Friday, January 3, 2020: 4:10 PM
Mercury Ballroom (New York Hilton)
Merry E. Wiesner-Hanks, University of WisconsinMilwaukee
Historians who study the early modern period around the world have emphasized increased cultural contacts as the defining characteristic of the era. As the Journal of Early Modern History puts it in its self-description: “‘Early modern’ is a convenient description for the age that was marked by a quantum leap in the level of global interaction.”That quantum leap has largely been studied as one involving transoceanic movements of people, goods, and ideas. Because of this, the Indian, Atlantic, and Pacific Oceans have all emerged as important units for research and teaching in what some have dubbed a “new thalassology.” Where does ocean-centric analysis leave Central Europe?
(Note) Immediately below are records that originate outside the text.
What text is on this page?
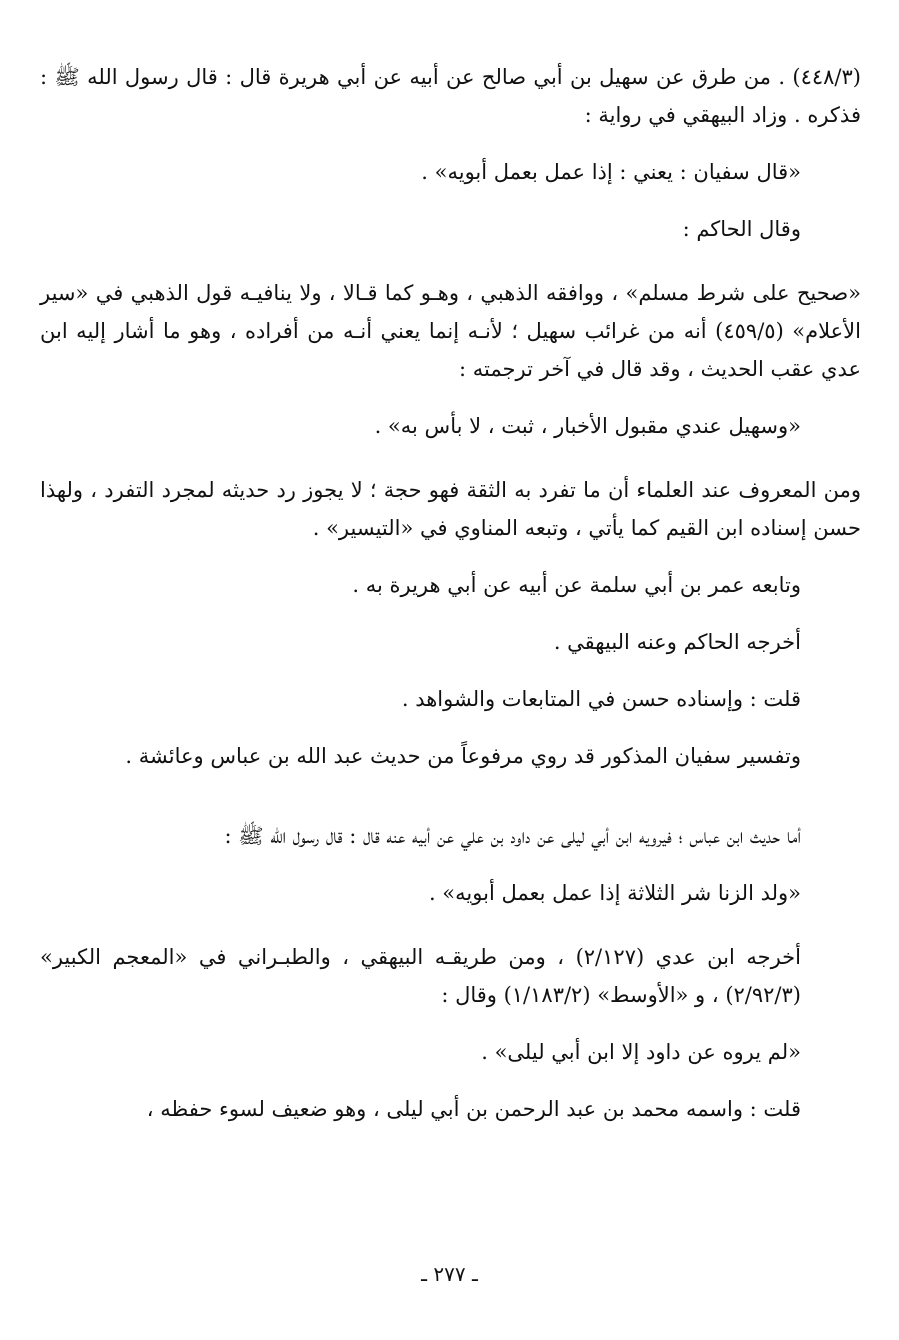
(٤٤٨/٣) . من طرق عن سهيل بن أبي صالح عن أبيه عن أبي هريرة قال : قال رسول الله ﷺ : فذكره . وزاد البيهقي في رواية :

«قال سفيان : يعني : إذا عمل بعمل أبويه» .

وقال الحاكم :

«صحيح على شرط مسلم» ، ووافقه الذهبي ، وهـو كما قـالا ، ولا ينافيـه قول الذهبي في «سير الأعلام» (٤٥٩/٥) أنه من غرائب سهيل ؛ لأنـه إنما يعني أنـه من أفراده ، وهو ما أشار إليه ابن عدي عقب الحديث ، وقد قال في آخر ترجمته :

«وسهيل عندي مقبول الأخبار ، ثبت ، لا بأس به» .

ومن المعروف عند العلماء أن ما تفرد به الثقة فهو حجة ؛ لا يجوز رد حديثه لمجرد التفرد ، ولهذا حسن إسناده ابن القيم كما يأتي ، وتبعه المناوي في «التيسير» .

وتابعه عمر بن أبي سلمة عن أبيه عن أبي هريرة به .

أخرجه الحاكم وعنه البيهقي .

قلت : وإسناده حسن في المتابعات والشواهد .

وتفسير سفيان المذكور قد روي مرفوعاً من حديث عبد الله بن عباس وعائشة .

أما حديث ابن عباس ؛ فيرويه ابن أبي ليلى عن داود بن علي عن أبيه عنه قال : قال رسول الله ﷺ :

«ولد الزنا شر الثلاثة إذا عمل بعمل أبويه» .

أخرجه ابن عدي (٢/١٢٧) ، ومن طريقـه البيهقي ، والطبـراني في «المعجم الكبير» (٢/٩٢/٣) ، و «الأوسط» (١/١٨٣/٢) وقال :

«لم يروه عن داود إلا ابن أبي ليلى» .

قلت : واسمه محمد بن عبد الرحمن بن أبي ليلى ، وهو ضعيف لسوء حفظه ،

ـ ٢٧٧ ـ
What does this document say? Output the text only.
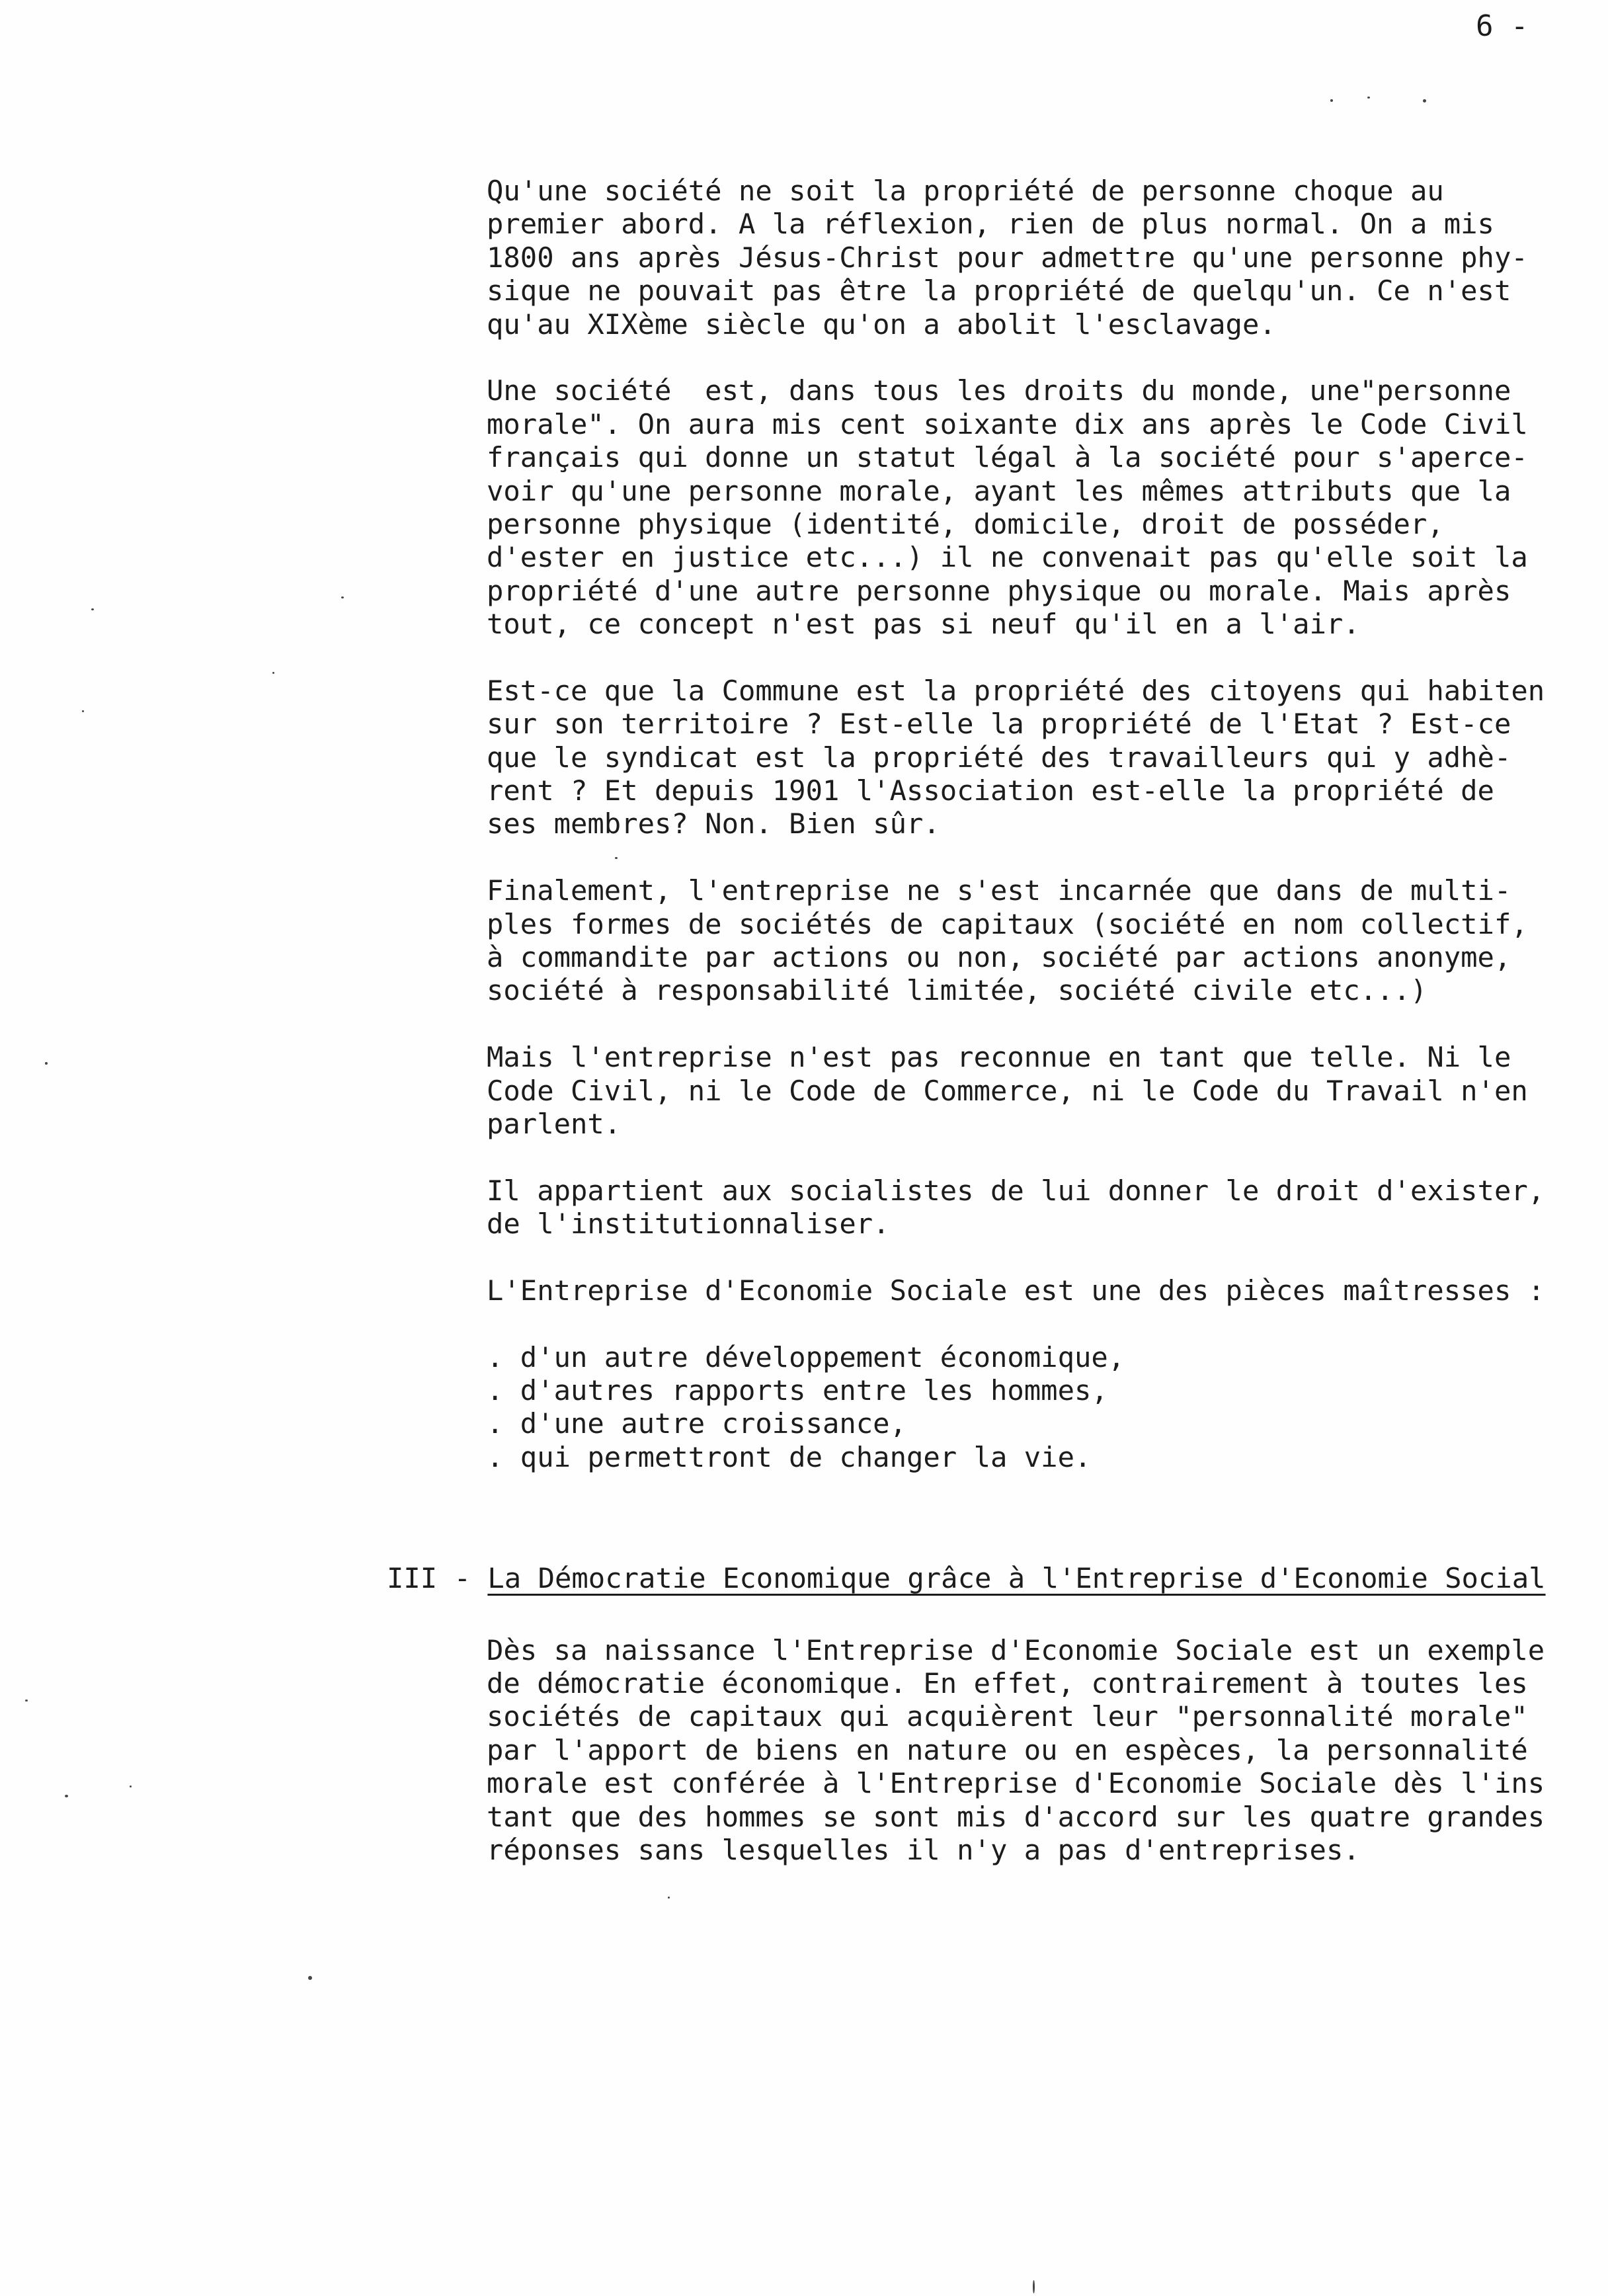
6 -
Qu'une société ne soit la propriété de personne choque au
premier abord. A la réflexion, rien de plus normal. On a mis
1800 ans après Jésus-Christ pour admettre qu'une personne phy-
sique ne pouvait pas être la propriété de quelqu'un. Ce n'est
qu'au XIXème siècle qu'on a abolit l'esclavage.
Une société  est, dans tous les droits du monde, une"personne
morale". On aura mis cent soixante dix ans après le Code Civil
français qui donne un statut légal à la société pour s'aperce-
voir qu'une personne morale, ayant les mêmes attributs que la
personne physique (identité, domicile, droit de posséder,
d'ester en justice etc...) il ne convenait pas qu'elle soit la
propriété d'une autre personne physique ou morale. Mais après
tout, ce concept n'est pas si neuf qu'il en a l'air.
Est-ce que la Commune est la propriété des citoyens qui habiten
sur son territoire ? Est-elle la propriété de l'Etat ? Est-ce
que le syndicat est la propriété des travailleurs qui y adhè-
rent ? Et depuis 1901 l'Association est-elle la propriété de
ses membres? Non. Bien sûr.
Finalement, l'entreprise ne s'est incarnée que dans de multi-
ples formes de sociétés de capitaux (société en nom collectif,
à commandite par actions ou non, société par actions anonyme,
société à responsabilité limitée, société civile etc...)
Mais l'entreprise n'est pas reconnue en tant que telle. Ni le
Code Civil, ni le Code de Commerce, ni le Code du Travail n'en
parlent.
Il appartient aux socialistes de lui donner le droit d'exister,
de l'institutionnaliser.
L'Entreprise d'Economie Sociale est une des pièces maîtresses :
. d'un autre développement économique,
. d'autres rapports entre les hommes,
. d'une autre croissance,
. qui permettront de changer la vie.
III - La Démocratie Economique grâce à l'Entreprise d'Economie Social
Dès sa naissance l'Entreprise d'Economie Sociale est un exemple
de démocratie économique. En effet, contrairement à toutes les
sociétés de capitaux qui acquièrent leur "personnalité morale"
par l'apport de biens en nature ou en espèces, la personnalité
morale est conférée à l'Entreprise d'Economie Sociale dès l'ins
tant que des hommes se sont mis d'accord sur les quatre grandes
réponses sans lesquelles il n'y a pas d'entreprises.
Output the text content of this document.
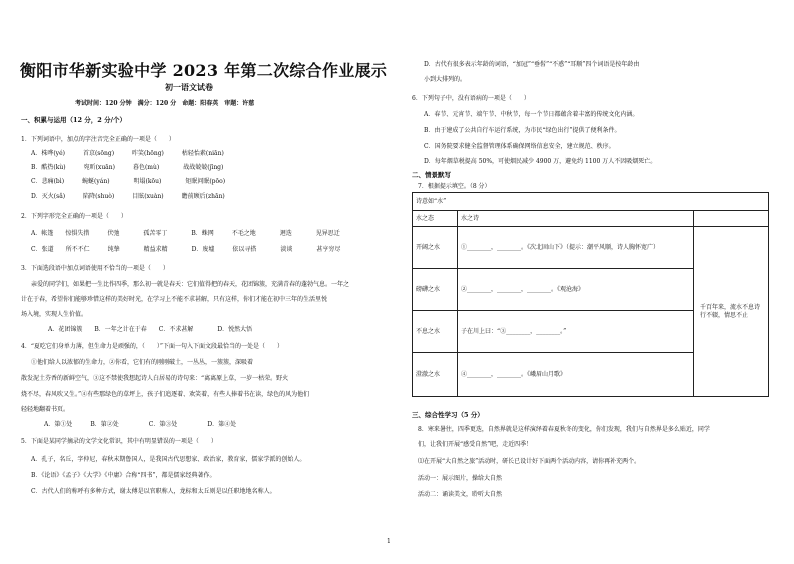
衡阳市华新实验中学 2023 年第二次综合作业展示
初一语文试卷
考试时间：120 分钟　满分：120 分　命题：阳春英　审题：许慈
一、积累与运用（12 分，2 分/个）
1．下列词语中，加点的字注音完全正确的一项是（　　）
A．株哗(yé)　　　首京(sōng)　　　咋笑(hōng)　　　枯轻怡素(niān)
B．酷热(kù)　　　宛昕(xuān)　　　暮色(mù)　　　　战战兢兢(jīng)
C．悲痛(bì)　　　蜿蜒(yán)　　　　明塌(kōu)　　　　矩眠问眠(pōo)
D．灭火(sǎ)　　　陷降(shuò)　　　目眩(xuàn)　　　瞻前顾后(zhān)
2．下列字形完全正确的一项是（　　）
A．帐篷　　惊惧失措　　　伏弛　　　　孤苦零丁　　　　B．蛛网　　　不毛之地　　　　迴迭　　　　见异思迁
C．张道　　所不不仁　　　纯挚　　　　精益求精　　　　D．废墟　　　依以寻搭　　　　淡谈　　　　甚亨穷尽
3．下面选段语中加点词语使用不恰当的一项是（　　）
亲爱的同学们，如果把一生比作四季，那么初一就是春天：它们值得把的春天，花团锦簇，充满青春的蓬勃气息。一年之
计在于春，希望你们能够珍惜这样的美好时光，在学习上不能不求甚解，只有这样，你们才能在初中三年的生活里悦
场入境，实现人生价值。
A．花团锦簇　　B．一年之计在于春　　C．不求甚解　　　　D．悦然大悟
4．“夏吃它们身单力薄，但生命力是顽强的，（　　）”下面一句入下面文段最恰当的一处是（　　）
①他们给人以浓郁的生命力，②你看，它们有的刚刚破土，一丛丛，一簇簇，深吸着
散发泥土芬香的新鲜空气，③这不禁使我想起诗人白居易的诗句来：“离离原上草，一岁一枯荣。野火
烧不尽，春风吹又生。”④有些那绿色的草坪上，孩子们追逐着、欢笑着，有些人捧着书在读，绿色的风为他们
轻轻地翻着书页。
A．第①处　　　B．第②处　　　　　C．第③处　　　　　D．第④处
5．下面是某同学摘录的文学文化常识，其中有明显错误的一项是（　　）
A．孔子，名丘，字仲尼，春秋末期鲁国人，是我国古代思想家、政治家，教育家，儒家学派的创始人。
B．《论语》《孟子》《大学》《中庸》合称“四书”，都是儒家经典著作。
C．古代人们的称呼有多种方式，谢太傅是以官职称人，龙标和太丘则是以任职地地名称人。
D．古代有很多表示年龄的词语，“加冠”“垂髫”“不惑”“耳顺”四个词语是按年龄由
小到大排列的。
6．下列句子中，没有语病的一项是（　　）
A．春节、元宵节、端午节、中秋节，每一个节日都蕴含着丰富的传统文化内涵。
B．由于建成了公共自行车运行系统，为市民“绿色出行”提供了便利条件。
C．国务院要求健全监督管理体系确保网络信息安全，建立规范、秩序。
D．每年烟草税提高 50%，可使烟民减少 4900 万，避免约 1100 万人不因吸烟死亡。
二、情景默写
7．根据提示填空。（8 分）
诗意如“水”		
水之态	水之诗	
开阔之水	①________，________。《次北固山下》（提示：潮平风顺，诗人胸怀宽广）	千百年来，流水不息诗行不辍，情思不止
磅礴之水	②________，________，________。《观沧海》	
不息之水	子在川上曰：“③________，________。”	
澄澈之水	④________，________。《峨眉山月歌》	
三、综合性学习（5 分）
8．寒来暑往，四季更迭，自然界就是这样演绎着春夏秋冬的变化，你们发现，我们与自然界是多么贴近，同学
们，让我们开展“感受自然”吧，走近四季！
⑴在开展“大自然之旅”活动时，研长已设计好下面两个活动内容，请你再补充两个。
活动一：展示图片，操给大自然
活动二：诵读美文，聆听大自然
1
This paper will highlight the role of individuals from Central Europe in early modern transoceanic ventures,including adventurers, merchants, missionaries, engineers, soldiers, and settlers. It will examine Central European printers and mapmakers who were crucial producers of knowledge about the increasingly globalized world, as well as financiers, patrons, and consumers—male and female—whose money facilitated empire-building, missionary work, and trade. It will contend that Central Europeans were active in constructing transcultural experiences on a global scale—for better or worse—from Martin Waldseemüller’s 1507 map on, or even earlier if we think of ‘global’ as looking across lands as well as the seas, for Central European people had directly confronted, travelled in, and traded with the expanding Ottoman Empire long before Columbus, and were important figures in the expansion of Muscovy into the Russian Empire. Thus the paper will argue both that the transoceanic world was not created solely by Western Europeans, and that key transregional and global interactions in the early modern period were not limited to those that crossed oceans.